Terrified that the air space might suddenly vanish, drowning him in the darkness, Pace breathed out a relieved sigh when he spotted the ceiling getting further and further away from him with each blink. The water had been thirty feet wide at the beach mouth and it stayed the same as the journey proceeded.
Then, without warning, the current suddenly released him and he found himself washed into a vast open space; more felt than seen. The pressure was lighter and he sensed an enormity, in contrast to the confines of the tunnel. The ceiling was so high above his head that the weak emergency light no longer lit it.
He trod water for a moment, catching his breath. Looking around, to his utter disbelief, his bleary gaze found itself focusing upon the voluptuous figure of a naked woman, beckoning to him provocatively.
5
Max Hammond was a great deal more fortunate. He had only been trudging for about half an hour before the faintest flicker of light caught his attention, instantly rousing him. Inland, perhaps a half a kilometre or so away, he made out a couple of separate light sources. It was not an illusion. Out here, it had to be one of the research bases.
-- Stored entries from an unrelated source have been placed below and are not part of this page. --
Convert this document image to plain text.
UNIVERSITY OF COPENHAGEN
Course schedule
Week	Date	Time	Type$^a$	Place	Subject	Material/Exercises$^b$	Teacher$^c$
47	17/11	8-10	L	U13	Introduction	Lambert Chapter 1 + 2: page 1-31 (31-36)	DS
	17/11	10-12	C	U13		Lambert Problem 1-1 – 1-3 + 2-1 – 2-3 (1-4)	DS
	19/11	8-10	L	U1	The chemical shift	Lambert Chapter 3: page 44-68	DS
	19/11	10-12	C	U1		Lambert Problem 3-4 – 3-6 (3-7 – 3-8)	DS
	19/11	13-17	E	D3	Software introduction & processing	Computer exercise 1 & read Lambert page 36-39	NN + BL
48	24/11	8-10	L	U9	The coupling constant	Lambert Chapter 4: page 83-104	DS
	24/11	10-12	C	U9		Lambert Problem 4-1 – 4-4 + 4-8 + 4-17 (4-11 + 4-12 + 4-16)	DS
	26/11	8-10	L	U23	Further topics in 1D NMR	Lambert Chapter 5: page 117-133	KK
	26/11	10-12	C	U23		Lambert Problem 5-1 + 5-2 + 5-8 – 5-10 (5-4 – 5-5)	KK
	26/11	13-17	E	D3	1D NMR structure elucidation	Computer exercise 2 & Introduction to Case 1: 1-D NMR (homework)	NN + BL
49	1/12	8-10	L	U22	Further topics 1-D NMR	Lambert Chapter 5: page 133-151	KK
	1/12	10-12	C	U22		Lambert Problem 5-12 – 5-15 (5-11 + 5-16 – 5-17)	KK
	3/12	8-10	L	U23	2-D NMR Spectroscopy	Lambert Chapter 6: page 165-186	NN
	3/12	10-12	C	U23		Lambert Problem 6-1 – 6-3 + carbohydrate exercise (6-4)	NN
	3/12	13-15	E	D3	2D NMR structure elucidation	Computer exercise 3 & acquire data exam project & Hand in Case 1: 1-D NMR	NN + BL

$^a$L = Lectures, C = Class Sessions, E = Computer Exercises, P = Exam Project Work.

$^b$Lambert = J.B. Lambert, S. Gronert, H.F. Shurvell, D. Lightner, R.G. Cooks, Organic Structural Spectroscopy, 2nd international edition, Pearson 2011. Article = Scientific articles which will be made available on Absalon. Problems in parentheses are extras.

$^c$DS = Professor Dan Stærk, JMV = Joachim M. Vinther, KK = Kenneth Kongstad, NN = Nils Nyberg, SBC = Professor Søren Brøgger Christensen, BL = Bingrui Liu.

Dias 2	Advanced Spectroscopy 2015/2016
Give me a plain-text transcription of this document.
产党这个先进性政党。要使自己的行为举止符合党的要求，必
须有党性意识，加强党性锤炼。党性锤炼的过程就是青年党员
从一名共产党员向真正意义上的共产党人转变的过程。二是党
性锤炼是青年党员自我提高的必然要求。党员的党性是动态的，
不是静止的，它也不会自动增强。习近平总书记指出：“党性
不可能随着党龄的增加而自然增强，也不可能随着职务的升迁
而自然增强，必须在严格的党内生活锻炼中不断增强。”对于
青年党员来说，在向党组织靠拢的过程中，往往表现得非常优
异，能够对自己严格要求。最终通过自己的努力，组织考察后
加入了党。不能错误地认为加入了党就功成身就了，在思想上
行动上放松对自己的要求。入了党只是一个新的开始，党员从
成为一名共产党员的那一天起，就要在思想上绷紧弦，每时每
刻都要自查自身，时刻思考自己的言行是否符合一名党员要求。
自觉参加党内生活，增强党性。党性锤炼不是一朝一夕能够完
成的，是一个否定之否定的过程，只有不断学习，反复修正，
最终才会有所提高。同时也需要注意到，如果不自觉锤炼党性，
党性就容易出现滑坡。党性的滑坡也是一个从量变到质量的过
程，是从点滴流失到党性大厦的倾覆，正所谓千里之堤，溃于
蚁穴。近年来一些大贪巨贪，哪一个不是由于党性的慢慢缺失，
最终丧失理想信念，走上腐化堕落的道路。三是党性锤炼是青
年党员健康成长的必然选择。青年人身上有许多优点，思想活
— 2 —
Spurred on by a mixture of excitement and relief, he pushed the thought aside of Pace currently walking into oblivion and instead focused on crossing the thick snow as quickly as he could. The going was easier than he thought, as the snow was powder fresh for only a few centimetres above a hard-packed base of
compacted ice.
As he hurried on, as fast as the constricting suit would allow, slowly a large collection of long, low buildings started to solidify out of the gloom, raised on stilts. One building was clearly lit inside; the heavy windows spilling golden rays of hope out into the freezing night.
Hammond knew he wasn’t at McMurdo station, which was far larger. The collection of pea-green buildings told him that inside he should find some friendly New Zealanders.
As he drew nearer, cresting a small rise and looking slightly down on to the base, two things happened virtually simultaneously that snatched away hope and replaced it with a solid punch in the stomach. The first was the sight of a bright yellow Sea King helicopter, tucked just to the side of one of the buildings. The second was the sound of a shrill scream, followed by the staccato rattle of automatic gunfire. The shooting only lasted for a split second but the screaming abruptly ceased, leaving only the low whine of the mournful wind in its place.
Instinctively, Hammond dived flat and hoped his brazen approach hadn’t already been spotted. The mixture of the helicopter and gunfire could only mean one thing. That damned Chambers woman.
On his belly, he waited, hardly daring to breathe. All thoughts of fatigue vanished and a surge of adrenaline coursed through him.
If this was Scott Base, then he knew that McMurdo station was only a few kilometres north, on the water’s edge. He could easily make it there on foot, as long as the weather did not deteriorate again. Or, he mused, he could risk a covert approach to the base to see if he could do anything to help the scientists, and himself.
In the end, being a realist, the choice wasn’t really a choice at all. Tired, cold and running on empty reserves, he was no match for a gun-wielding enemy.